Martina inforcò la bicicletta e partì come un razzo, con i capelli al vento che per un attimo a Marcello par­vero davvero lingue di fiamma.

«Certo che siamo tre bei personaggi, a pensarci!» bofonchiò Marcello, aggiustandosi sulle spalle lo zaino che pareva quello di un marine e infilando l’auricolare del lettore CD.

[1] Angelo caduto: per antonomasia Lucifero, angelo ribelle punito per aver tentato di diventare l’autorità suprema al posto di Dio.

(2)      Fidia: scultore greco del V secolo a.C., famoso per aver presieduto i lavori indetti da Pericle sull’Acropoli di Atene.

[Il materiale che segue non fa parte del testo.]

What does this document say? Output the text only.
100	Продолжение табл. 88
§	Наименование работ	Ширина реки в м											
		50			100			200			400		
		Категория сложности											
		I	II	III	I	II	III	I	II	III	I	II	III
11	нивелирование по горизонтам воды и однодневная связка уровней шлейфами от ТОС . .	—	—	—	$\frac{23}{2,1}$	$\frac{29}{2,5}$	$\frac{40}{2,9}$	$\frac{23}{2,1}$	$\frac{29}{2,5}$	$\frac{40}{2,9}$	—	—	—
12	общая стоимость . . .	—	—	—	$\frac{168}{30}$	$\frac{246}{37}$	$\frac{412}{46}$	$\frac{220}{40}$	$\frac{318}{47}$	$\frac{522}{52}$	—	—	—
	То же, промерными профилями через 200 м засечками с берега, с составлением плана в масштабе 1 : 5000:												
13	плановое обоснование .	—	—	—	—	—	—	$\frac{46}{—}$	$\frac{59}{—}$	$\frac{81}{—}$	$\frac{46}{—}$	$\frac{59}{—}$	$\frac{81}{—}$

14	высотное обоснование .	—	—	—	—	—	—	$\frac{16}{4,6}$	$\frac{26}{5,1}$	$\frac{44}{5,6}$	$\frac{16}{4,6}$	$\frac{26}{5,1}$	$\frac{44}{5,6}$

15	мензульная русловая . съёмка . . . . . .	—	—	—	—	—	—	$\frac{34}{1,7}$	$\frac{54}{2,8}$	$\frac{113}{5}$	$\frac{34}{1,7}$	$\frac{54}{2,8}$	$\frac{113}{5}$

(3)     Pico della Mirandola: famoso filosofo e umanista, nato a Mirandola (MO) nel 1463, noto per la sua prodigiosa memoria.

(4)    Epicureo: caratteristico del pensiero del famoso filosofo greco Epicuro (341-270 a.C.). Il suo insegnamento morale aveva come scopo il raggiungi­mento della felicità.